O halde kimin kimle koalisyon yapacağını, kimin hangi “kırmızı çizgi”leri olduğunu, kimin hangi koşulları öne sürdüğünü bir tarafa bırakınız... 

Çünkü bunların hepsi tantanadır, safsatadır, hikayedir, senaryodur, boş laftır, oyalamacadır, kafa karıştırmacadır ve siyasetin klasik topyekun kandırmacasıdır... 

GAFLETE HODRİ MEYDAN!.. 

Söyleyiniz, AKP karşısında 13 yıldır hezimetten yorulmayan ey anlı şanı muhalefet partilerinin her kafadan bir ses çıkan yöneticileri;  

Yukarıda sıraladığımız rezaletlerin, skandalların ve ihanetlerin peşine düşecekseniz, suçluları Yüce Divana gönderecekseniz buyurun AKP ortaklığı size hayırlı olsun... 
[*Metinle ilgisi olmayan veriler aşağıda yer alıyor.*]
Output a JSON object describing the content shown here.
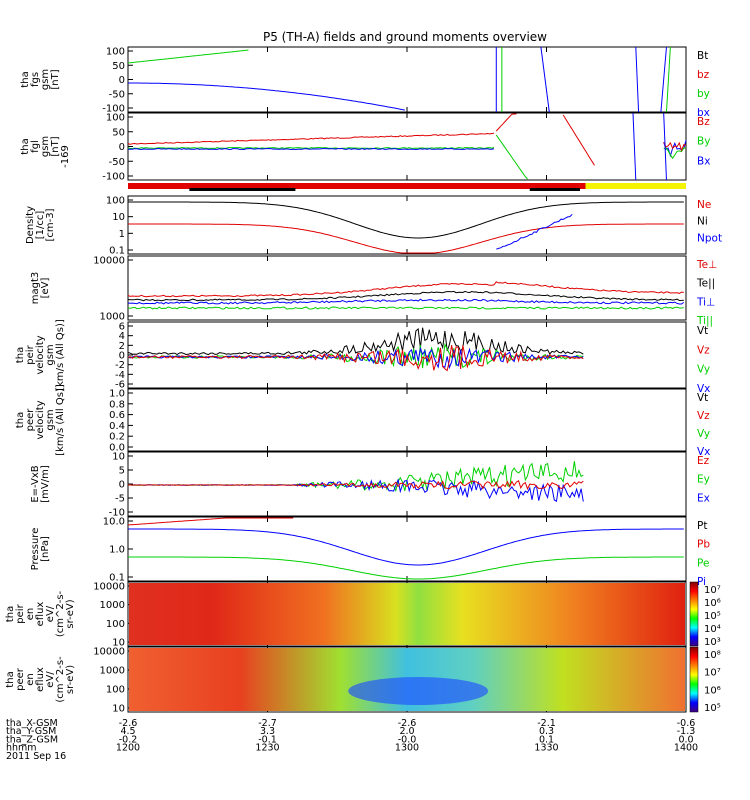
{
  "title": "P5 (TH-A) fields and ground moments overview",
  "colors": {
    "black": "#000000",
    "red": "#e00000",
    "green": "#00d000",
    "blue": "#0000ff",
    "yellow": "#f4f400"
  },
  "panels": [
    {
      "id": "fgs",
      "ylabel": [
        "tha",
        "fgs",
        "gsm",
        "[nT]"
      ],
      "ticks": [
        "100",
        "50",
        "0",
        "-50",
        "-100"
      ],
      "legend": [
        [
          "Bt",
          "black"
        ],
        [
          "bz",
          "red"
        ],
        [
          "by",
          "green"
        ],
        [
          "bx",
          "blue"
        ]
      ]
    },
    {
      "id": "fgl",
      "ylabel": [
        "tha",
        "fgl",
        "gsm",
        "[nT]"
      ],
      "ticks": [
        "100",
        "50",
        "0",
        "-50",
        "-100"
      ],
      "extra_label": "-169",
      "legend": [
        [
          "Bz",
          "red"
        ],
        [
          "By",
          "green"
        ],
        [
          "Bx",
          "blue"
        ]
      ]
    },
    {
      "id": "density",
      "ylabel": [
        "Density",
        "[1/cc]",
        "[cm-3]"
      ],
      "ticks": [
        "100",
        "10",
        "1",
        "0.1"
      ],
      "legend": [
        [
          "Ne",
          "red"
        ],
        [
          "Ni",
          "black"
        ],
        [
          "Npot",
          "blue"
        ]
      ]
    },
    {
      "id": "temp",
      "ylabel": [
        "magt3",
        "[eV]"
      ],
      "ticks": [
        "10000",
        "1000"
      ],
      "legend": [
        [
          "Te⊥",
          "red"
        ],
        [
          "Te||",
          "black"
        ],
        [
          "Ti⊥",
          "blue"
        ],
        [
          "Ti||",
          "green"
        ]
      ]
    },
    {
      "id": "peir",
      "ylabel": [
        "tha",
        "peir",
        "velocity",
        "gsm",
        "[km/s (All Qs)]"
      ],
      "ticks": [
        "6",
        "4",
        "2",
        "0",
        "-2",
        "-4",
        "-6"
      ],
      "legend": [
        [
          "Vt",
          "black"
        ],
        [
          "Vz",
          "red"
        ],
        [
          "Vy",
          "green"
        ],
        [
          "Vx",
          "blue"
        ]
      ]
    },
    {
      "id": "peer",
      "ylabel": [
        "tha",
        "peer",
        "velocity",
        "gsm",
        "[km/s (All Qs)]"
      ],
      "ticks": [
        "1.0",
        "0.8",
        "0.6",
        "0.4",
        "0.2",
        "0.0"
      ],
      "legend": [
        [
          "Vt",
          "black"
        ],
        [
          "Vz",
          "red"
        ],
        [
          "Vy",
          "green"
        ],
        [
          "Vx",
          "blue"
        ]
      ]
    },
    {
      "id": "efield",
      "ylabel": [
        "E=-VxB",
        "[mV/m]"
      ],
      "ticks": [
        "10",
        "5",
        "0",
        "-5",
        "-10"
      ],
      "legend": [
        [
          "Ez",
          "red"
        ],
        [
          "Ey",
          "green"
        ],
        [
          "Ex",
          "blue"
        ]
      ]
    },
    {
      "id": "pressure",
      "ylabel": [
        "Pressure",
        "[nPa]"
      ],
      "ticks": [
        "10.0",
        "1.0",
        "0.1"
      ],
      "legend": [
        [
          "Pt",
          "black"
        ],
        [
          "Pb",
          "red"
        ],
        [
          "Pe",
          "green"
        ],
        [
          "Pi",
          "blue"
        ]
      ]
    },
    {
      "id": "peir_spec",
      "ylabel": [
        "tha",
        "peir",
        "en",
        "eflux",
        "eV/",
        "(cm^2-s-",
        "sr-eV)"
      ],
      "ticks": [
        "10000",
        "1000",
        "100",
        "10"
      ],
      "colorbar": [
        "10⁷",
        "10⁶",
        "10⁵",
        "10⁴",
        "10³"
      ]
    },
    {
      "id": "peer_spec",
      "ylabel": [
        "tha",
        "peer",
        "en",
        "eflux",
        "eV/",
        "(cm^2-s-",
        "sr-eV)"
      ],
      "ticks": [
        "10000",
        "1000",
        "100",
        "10"
      ],
      "colorbar": [
        "10⁸",
        "10⁷",
        "10⁶",
        "10⁵"
      ]
    }
  ],
  "footer": {
    "row_labels": [
      "tha_X-GSM",
      "tha_Y-GSM",
      "tha_Z-GSM",
      "hhmm",
      "2011 Sep 16"
    ],
    "columns": [
      [
        "-2.6",
        "4.5",
        "-0.2",
        "1200"
      ],
      [
        "-2.7",
        "3.3",
        "-0.1",
        "1230"
      ],
      [
        "-2.6",
        "2.0",
        "-0.0",
        "1300"
      ],
      [
        "-2.1",
        "0.3",
        "0.1",
        "1330"
      ],
      [
        "-0.6",
        "-1.3",
        "0.0",
        "1400"
      ]
    ]
  },
  "chart_data": {
    "type": "line",
    "title": "P5 (TH-A) fields and ground moments overview",
    "x_axis": {
      "label": "hhmm",
      "ticks": [
        "1200",
        "1230",
        "1300",
        "1330",
        "1400"
      ]
    },
    "series_notes": [
      {
        "panel": "fgs",
        "series": [
          "Bt",
          "bz",
          "by",
          "bx"
        ]
      },
      {
        "panel": "fgl",
        "series": [
          "Bz",
          "By",
          "Bx"
        ]
      },
      {
        "panel": "density",
        "scale": "log",
        "series": [
          "Ne",
          "Ni",
          "Npot"
        ]
      },
      {
        "panel": "temp",
        "scale": "log",
        "series": [
          "Te⊥",
          "Te||",
          "Ti⊥",
          "Ti||"
        ]
      },
      {
        "panel": "peir",
        "series": [
          "Vt",
          "Vz",
          "Vy",
          "Vx"
        ]
      },
      {
        "panel": "efield",
        "series": [
          "Ez",
          "Ey",
          "Ex"
        ]
      },
      {
        "panel": "pressure",
        "scale": "log",
        "series": [
          "Pt",
          "Pb",
          "Pe",
          "Pi"
        ]
      }
    ],
    "grid": false,
    "legend": "right"
  }
}
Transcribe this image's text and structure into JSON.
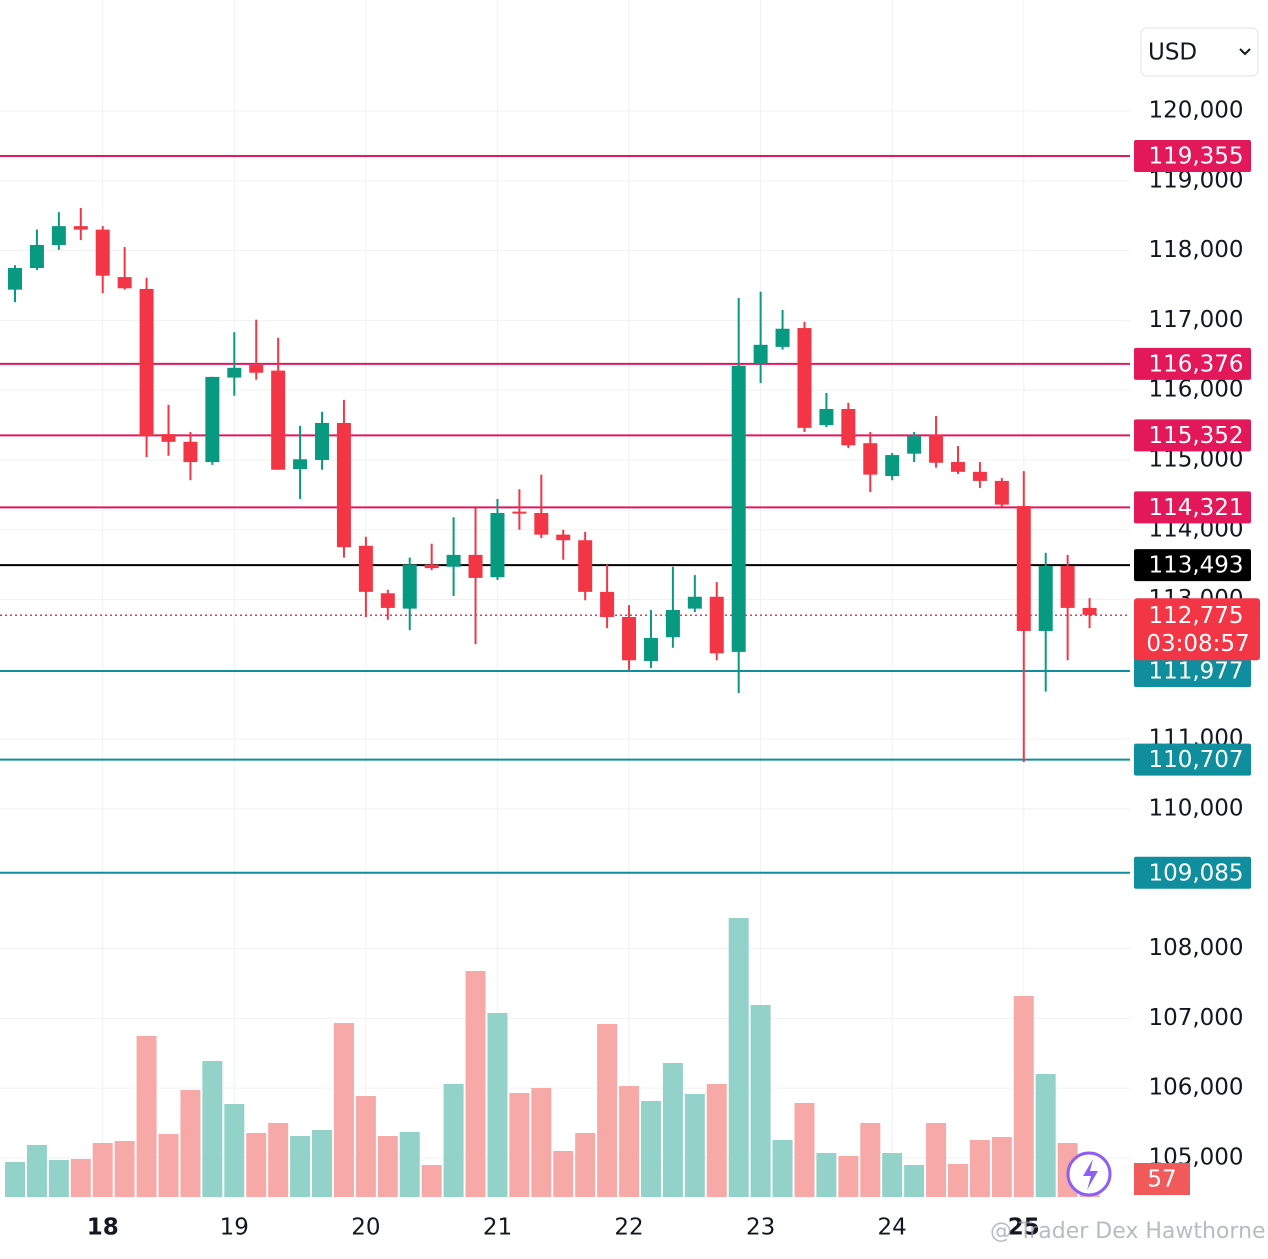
{
  "chart_data": {
    "type": "candlestick",
    "currency": "USD",
    "up_color": "#089981",
    "down_color": "#f23645",
    "volume_up_color": "#92d2c8",
    "volume_down_color": "#f7a9a7",
    "open": [
      117440,
      117750,
      118080,
      118350,
      118300,
      117620,
      117450,
      115370,
      115260,
      114970,
      116180,
      116360,
      116280,
      114870,
      115000,
      115530,
      113770,
      113090,
      112870,
      113500,
      113470,
      113640,
      113320,
      114260,
      114240,
      113930,
      113850,
      113110,
      112750,
      112120,
      112460,
      112870,
      113040,
      112250,
      116380,
      116620,
      116890,
      115500,
      115730,
      115240,
      114770,
      115090,
      115360,
      114970,
      114830,
      114700,
      114340,
      112550,
      113480,
      112880
    ],
    "high": [
      117790,
      118300,
      118550,
      118610,
      118350,
      118050,
      117610,
      115790,
      115400,
      116190,
      116830,
      117010,
      116750,
      115490,
      115690,
      115860,
      113900,
      113140,
      113600,
      113800,
      114180,
      114310,
      114440,
      114580,
      114790,
      114000,
      113970,
      113500,
      112920,
      112850,
      113470,
      113350,
      113250,
      117320,
      117410,
      117150,
      116980,
      115960,
      115820,
      115400,
      115100,
      115400,
      115630,
      115200,
      114970,
      114740,
      114840,
      113670,
      113640,
      113020
    ],
    "low": [
      117260,
      117720,
      118010,
      118150,
      117390,
      117440,
      115040,
      115060,
      114710,
      114930,
      115920,
      116150,
      114860,
      114440,
      114860,
      113600,
      112750,
      112710,
      112560,
      113420,
      113050,
      112360,
      113280,
      114000,
      113880,
      113570,
      112990,
      112590,
      111990,
      112020,
      112310,
      112820,
      112130,
      111660,
      116100,
      116580,
      115400,
      115470,
      115170,
      114540,
      114710,
      114970,
      114890,
      114800,
      114600,
      114330,
      110670,
      111680,
      112130,
      112590
    ],
    "close": [
      117750,
      118080,
      118350,
      118300,
      117640,
      117460,
      115340,
      115260,
      114970,
      116190,
      116320,
      116250,
      114860,
      115010,
      115530,
      113750,
      113110,
      112880,
      113500,
      113450,
      113640,
      113310,
      114240,
      114240,
      113930,
      113850,
      113110,
      112750,
      112130,
      112450,
      112850,
      113040,
      112230,
      116350,
      116650,
      116880,
      115460,
      115730,
      115210,
      114790,
      115070,
      115340,
      114960,
      114830,
      114700,
      114360,
      112550,
      113480,
      112880,
      112780
    ],
    "volume": [
      35,
      52,
      37,
      38,
      54,
      56,
      161,
      63,
      107,
      136,
      93,
      64,
      74,
      61,
      67,
      174,
      101,
      61,
      65,
      32,
      113,
      226,
      184,
      104,
      109,
      46,
      64,
      173,
      111,
      96,
      134,
      103,
      113,
      279,
      192,
      57,
      94,
      44,
      41,
      74,
      44,
      32,
      74,
      33,
      57,
      60,
      201,
      123,
      54,
      7
    ],
    "ylim": [
      104440,
      121590
    ],
    "yticks": [
      {
        "value": 120000,
        "label": "120,000"
      },
      {
        "value": 119000,
        "label": "119,000"
      },
      {
        "value": 118000,
        "label": "118,000"
      },
      {
        "value": 117000,
        "label": "117,000"
      },
      {
        "value": 116000,
        "label": "116,000"
      },
      {
        "value": 115000,
        "label": "115,000"
      },
      {
        "value": 114000,
        "label": "114,000"
      },
      {
        "value": 113000,
        "label": "113,000"
      },
      {
        "value": 111000,
        "label": "111,000"
      },
      {
        "value": 110000,
        "label": "110,000"
      },
      {
        "value": 108000,
        "label": "108,000"
      },
      {
        "value": 107000,
        "label": "107,000"
      },
      {
        "value": 106000,
        "label": "106,000"
      },
      {
        "value": 105000,
        "label": "105,000"
      }
    ],
    "xticks": [
      {
        "value": 4,
        "label": "18"
      },
      {
        "value": 10,
        "label": "19"
      },
      {
        "value": 16,
        "label": "20"
      },
      {
        "value": 22,
        "label": "21"
      },
      {
        "value": 28,
        "label": "22"
      },
      {
        "value": 34,
        "label": "23"
      },
      {
        "value": 40,
        "label": "24"
      },
      {
        "value": 46,
        "label": "25"
      }
    ],
    "bold_xticks": [
      "18",
      "25"
    ],
    "grid": true,
    "levels": [
      {
        "value": 119355,
        "label": "119,355",
        "color": "#e2185b"
      },
      {
        "value": 116376,
        "label": "116,376",
        "color": "#e2185b"
      },
      {
        "value": 115352,
        "label": "115,352",
        "color": "#e2185b"
      },
      {
        "value": 114321,
        "label": "114,321",
        "color": "#e2185b"
      },
      {
        "value": 113493,
        "label": "113,493",
        "color": "#000000"
      },
      {
        "value": 111977,
        "label": "111,977",
        "color": "#0f8f9e"
      },
      {
        "value": 110707,
        "label": "110,707",
        "color": "#0f8f9e"
      },
      {
        "value": 109085,
        "label": "109,085",
        "color": "#0f8f9e"
      }
    ],
    "last_price": {
      "value": 112775,
      "label": "112,775",
      "countdown": "03:08:57",
      "color": "#f23645"
    },
    "badge": "57",
    "watermark": "@ Trader Dex Hawthorne"
  }
}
Tüyü bitmemiş yetim hakkının peşine düşecekseniz, kısacası seçim meydanlarındaki sözlerinizin arkasında durarak hesap soracaksanız koşarak gidin, AKP ile hükümet kurun... 

Yok eğer milleti aptal sanıp 13 yılın skandallarını unutturarak siz de, “dün dündür, bugün bugündür” diyecekseniz unutmayın ki, millet hiçbir şeyi unutmadı ve yakanıza yapışmaktan da geri durmayacaktır...  

Hadi buyurun koalisyona!.. Binin kırmızı plakalı arabalarınıza, büyütüp büyütüp neredeyse Çin Seddi diye yutturmaya çalıştığınız; şartlarınız-şurtlarınız ve ahkamlarınızla boyadığınız “kırmızı çizgi”lerinizin üzerinde dümdüz ve dimdik yürüyün bakalım... 

Hodri meydan; görelim “kırmızı çizgi”leri, izleyelim işareti şimdiden belli mor suratları!!!